Nova Scotia’s Cyber-Safety Act was drafted with the laudable goal of preventing tragedies resulting from online bullying, but it raises difficult questions about the extent to which free expression can be monitored by well-intentioned legislators.
The following is a PEN Canada blog post by Marq de Villiers, a member of PEN Canada’s National Affairs Committee and a veteran journalist and author.
Nova Scotia’s problematic Cyber-Safety Act
Good legislation seldom comes in the heat of emotion, in the high passion surrounding some public, and often tragic, event. PEN’s National Affairs Committee believes that Nova Scotia’s new cyber-bullying law (the Cyber-Safety Act) is a case in point. Introduced in reaction to the suicide of a teenager, it is well-meaning, comes with the best of intentions, is politically and publicly popular, but is nevertheless over-reaching, and carries with it a worrying threat to free expression.
The legislation is a reaction to the distressing case of Rehtaeh Parsons, a 17-year-old who hanged herself after a long battle with suicidal thoughts, and after more than two years of harassment on social media, during which time her schoolmates passed around a sexually explicit photograph of her, taken during a drunken teenage party. The photo circulated around the town and her school, apparently without a second thought or any sign of remorse, in multiple acts of social cruelty, unmonitored by any adult. Her schoolmates called her a slut, her friends snubbed her, and boys routinely demanded sex from her. Her schools, more than one of them by the end, inexplicably did nothing. She was, as her father so poignantly put it, disappointed to death.

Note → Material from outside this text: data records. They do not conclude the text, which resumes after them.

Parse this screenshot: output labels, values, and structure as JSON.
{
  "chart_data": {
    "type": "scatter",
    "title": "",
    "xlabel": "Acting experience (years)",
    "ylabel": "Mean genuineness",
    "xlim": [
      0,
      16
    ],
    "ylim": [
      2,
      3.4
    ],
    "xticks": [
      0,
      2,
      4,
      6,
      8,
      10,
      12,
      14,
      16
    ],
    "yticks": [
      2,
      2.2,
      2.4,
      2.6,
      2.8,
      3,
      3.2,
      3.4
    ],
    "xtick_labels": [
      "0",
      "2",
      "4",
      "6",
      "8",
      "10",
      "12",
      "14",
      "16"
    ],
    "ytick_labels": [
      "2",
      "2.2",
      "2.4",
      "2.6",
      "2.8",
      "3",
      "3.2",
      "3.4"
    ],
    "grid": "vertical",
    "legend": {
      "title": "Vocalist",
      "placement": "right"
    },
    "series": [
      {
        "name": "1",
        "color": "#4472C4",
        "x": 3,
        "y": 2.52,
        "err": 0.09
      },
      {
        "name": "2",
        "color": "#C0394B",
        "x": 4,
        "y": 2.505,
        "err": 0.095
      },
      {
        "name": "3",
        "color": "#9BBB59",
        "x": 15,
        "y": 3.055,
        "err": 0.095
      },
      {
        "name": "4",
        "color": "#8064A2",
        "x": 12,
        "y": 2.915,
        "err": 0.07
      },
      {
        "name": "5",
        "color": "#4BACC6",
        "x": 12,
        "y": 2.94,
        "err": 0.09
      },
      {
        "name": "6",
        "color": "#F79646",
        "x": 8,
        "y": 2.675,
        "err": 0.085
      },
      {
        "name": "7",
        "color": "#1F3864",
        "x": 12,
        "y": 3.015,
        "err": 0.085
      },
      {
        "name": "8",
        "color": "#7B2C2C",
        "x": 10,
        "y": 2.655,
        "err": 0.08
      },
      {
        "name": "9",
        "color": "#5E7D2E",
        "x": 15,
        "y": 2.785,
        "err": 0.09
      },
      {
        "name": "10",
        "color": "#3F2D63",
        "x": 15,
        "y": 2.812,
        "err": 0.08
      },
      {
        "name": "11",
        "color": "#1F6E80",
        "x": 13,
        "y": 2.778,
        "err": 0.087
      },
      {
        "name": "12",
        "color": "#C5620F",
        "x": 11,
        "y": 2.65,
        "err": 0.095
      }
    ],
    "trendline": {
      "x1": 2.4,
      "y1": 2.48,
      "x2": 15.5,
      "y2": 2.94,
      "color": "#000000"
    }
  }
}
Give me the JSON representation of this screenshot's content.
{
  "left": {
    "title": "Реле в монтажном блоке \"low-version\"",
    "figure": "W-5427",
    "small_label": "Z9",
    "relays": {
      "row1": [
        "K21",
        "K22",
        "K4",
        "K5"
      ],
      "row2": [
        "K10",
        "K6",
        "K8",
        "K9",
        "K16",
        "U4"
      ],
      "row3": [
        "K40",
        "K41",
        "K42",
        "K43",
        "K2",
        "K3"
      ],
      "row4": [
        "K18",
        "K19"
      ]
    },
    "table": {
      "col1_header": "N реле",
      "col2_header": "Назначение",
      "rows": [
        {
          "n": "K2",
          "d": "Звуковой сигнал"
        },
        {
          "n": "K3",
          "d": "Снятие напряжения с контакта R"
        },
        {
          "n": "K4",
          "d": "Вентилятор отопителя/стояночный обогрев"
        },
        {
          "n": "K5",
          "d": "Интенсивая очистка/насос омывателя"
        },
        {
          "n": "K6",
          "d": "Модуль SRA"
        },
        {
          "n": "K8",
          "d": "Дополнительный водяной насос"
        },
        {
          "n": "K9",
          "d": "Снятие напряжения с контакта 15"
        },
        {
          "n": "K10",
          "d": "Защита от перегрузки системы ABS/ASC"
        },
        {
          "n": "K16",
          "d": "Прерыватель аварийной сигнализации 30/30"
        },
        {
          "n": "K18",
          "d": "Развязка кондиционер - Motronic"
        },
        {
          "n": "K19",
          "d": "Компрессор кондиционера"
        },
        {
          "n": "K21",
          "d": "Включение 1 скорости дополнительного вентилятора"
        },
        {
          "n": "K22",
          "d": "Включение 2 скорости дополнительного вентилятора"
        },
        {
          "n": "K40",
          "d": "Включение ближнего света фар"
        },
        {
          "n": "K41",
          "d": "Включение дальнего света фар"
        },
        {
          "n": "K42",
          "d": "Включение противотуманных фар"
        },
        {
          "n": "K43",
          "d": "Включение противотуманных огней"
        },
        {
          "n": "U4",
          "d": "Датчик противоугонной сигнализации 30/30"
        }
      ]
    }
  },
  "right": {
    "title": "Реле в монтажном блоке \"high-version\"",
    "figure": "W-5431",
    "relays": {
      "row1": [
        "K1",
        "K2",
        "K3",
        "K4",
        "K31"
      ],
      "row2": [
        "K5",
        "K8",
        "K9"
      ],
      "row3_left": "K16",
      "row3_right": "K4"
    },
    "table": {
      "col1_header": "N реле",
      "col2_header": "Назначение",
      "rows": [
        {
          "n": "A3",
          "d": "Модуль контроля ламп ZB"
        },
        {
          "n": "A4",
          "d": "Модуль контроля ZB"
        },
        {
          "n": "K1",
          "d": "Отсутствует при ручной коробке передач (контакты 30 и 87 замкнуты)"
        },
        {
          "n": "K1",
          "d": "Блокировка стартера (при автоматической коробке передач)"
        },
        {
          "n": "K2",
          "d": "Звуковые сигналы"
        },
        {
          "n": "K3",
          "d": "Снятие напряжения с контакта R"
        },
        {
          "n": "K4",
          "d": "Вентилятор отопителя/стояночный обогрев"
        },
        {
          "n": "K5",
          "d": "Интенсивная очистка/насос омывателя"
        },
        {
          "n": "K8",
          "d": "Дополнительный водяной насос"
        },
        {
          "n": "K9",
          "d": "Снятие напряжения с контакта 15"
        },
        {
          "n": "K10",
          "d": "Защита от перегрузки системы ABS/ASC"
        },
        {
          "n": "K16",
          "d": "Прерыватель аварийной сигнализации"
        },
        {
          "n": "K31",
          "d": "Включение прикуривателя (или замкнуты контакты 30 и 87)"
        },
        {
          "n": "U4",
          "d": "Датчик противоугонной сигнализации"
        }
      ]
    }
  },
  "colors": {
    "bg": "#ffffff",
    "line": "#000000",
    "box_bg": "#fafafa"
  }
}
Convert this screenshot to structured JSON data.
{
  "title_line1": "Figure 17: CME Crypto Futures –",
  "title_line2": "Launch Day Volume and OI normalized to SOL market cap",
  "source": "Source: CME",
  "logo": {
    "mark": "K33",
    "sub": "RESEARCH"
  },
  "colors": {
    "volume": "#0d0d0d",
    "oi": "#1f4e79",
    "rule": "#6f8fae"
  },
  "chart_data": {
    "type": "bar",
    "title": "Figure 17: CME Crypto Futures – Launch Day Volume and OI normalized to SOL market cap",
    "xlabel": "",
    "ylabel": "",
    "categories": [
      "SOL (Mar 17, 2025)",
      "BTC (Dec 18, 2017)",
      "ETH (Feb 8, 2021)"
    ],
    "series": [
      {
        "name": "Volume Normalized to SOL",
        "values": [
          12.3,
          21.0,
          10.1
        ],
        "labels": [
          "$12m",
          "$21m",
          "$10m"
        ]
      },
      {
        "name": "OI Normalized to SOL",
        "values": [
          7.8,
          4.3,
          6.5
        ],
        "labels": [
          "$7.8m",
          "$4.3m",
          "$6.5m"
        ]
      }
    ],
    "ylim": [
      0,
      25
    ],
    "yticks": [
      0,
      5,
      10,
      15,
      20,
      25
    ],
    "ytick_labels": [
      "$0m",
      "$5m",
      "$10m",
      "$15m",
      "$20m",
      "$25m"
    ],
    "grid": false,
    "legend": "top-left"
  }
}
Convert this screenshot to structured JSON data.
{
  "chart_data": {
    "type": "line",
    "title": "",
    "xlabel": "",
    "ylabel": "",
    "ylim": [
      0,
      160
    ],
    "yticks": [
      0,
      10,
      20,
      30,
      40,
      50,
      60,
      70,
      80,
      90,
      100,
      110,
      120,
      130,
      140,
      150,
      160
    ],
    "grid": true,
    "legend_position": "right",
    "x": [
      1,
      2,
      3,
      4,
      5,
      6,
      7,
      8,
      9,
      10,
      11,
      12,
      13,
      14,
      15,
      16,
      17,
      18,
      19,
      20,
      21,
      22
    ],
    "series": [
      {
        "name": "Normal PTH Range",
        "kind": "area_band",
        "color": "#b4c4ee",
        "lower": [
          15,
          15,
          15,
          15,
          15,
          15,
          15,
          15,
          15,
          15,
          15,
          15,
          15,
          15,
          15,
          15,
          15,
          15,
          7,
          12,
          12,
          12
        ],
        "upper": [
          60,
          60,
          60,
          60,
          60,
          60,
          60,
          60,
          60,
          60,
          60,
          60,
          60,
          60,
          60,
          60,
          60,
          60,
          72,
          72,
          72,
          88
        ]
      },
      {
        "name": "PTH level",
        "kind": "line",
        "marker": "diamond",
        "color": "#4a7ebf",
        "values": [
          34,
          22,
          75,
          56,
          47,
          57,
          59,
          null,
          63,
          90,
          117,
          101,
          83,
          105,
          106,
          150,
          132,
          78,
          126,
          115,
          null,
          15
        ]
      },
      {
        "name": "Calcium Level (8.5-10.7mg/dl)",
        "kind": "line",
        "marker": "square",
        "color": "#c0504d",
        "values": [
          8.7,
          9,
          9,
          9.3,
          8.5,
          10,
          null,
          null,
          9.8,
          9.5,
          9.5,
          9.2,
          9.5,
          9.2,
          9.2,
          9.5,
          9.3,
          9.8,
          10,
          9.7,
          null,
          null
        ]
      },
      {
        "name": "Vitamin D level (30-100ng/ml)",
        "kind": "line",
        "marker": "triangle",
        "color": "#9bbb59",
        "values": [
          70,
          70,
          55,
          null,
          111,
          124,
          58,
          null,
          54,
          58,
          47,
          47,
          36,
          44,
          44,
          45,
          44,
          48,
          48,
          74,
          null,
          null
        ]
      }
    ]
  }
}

The government of Darrell Dexter was therefore reacting to a wave of public revulsion in introducing this law. The entirely laudable aim? “To ensure that all Nova Scotians have a place to turn when they experience, or are aware of, cyber-bullying.” The law professor who headed the task force that led to the legislation believes the new law could have made a difference in the Parsons case, and has subsequently urged other provinces to follow Nova Scotia’s lead.
Read in one way, the Act is innocuous enough—it is just putting a stop to egregious cruelty. Read in a more critical way, problems emerge.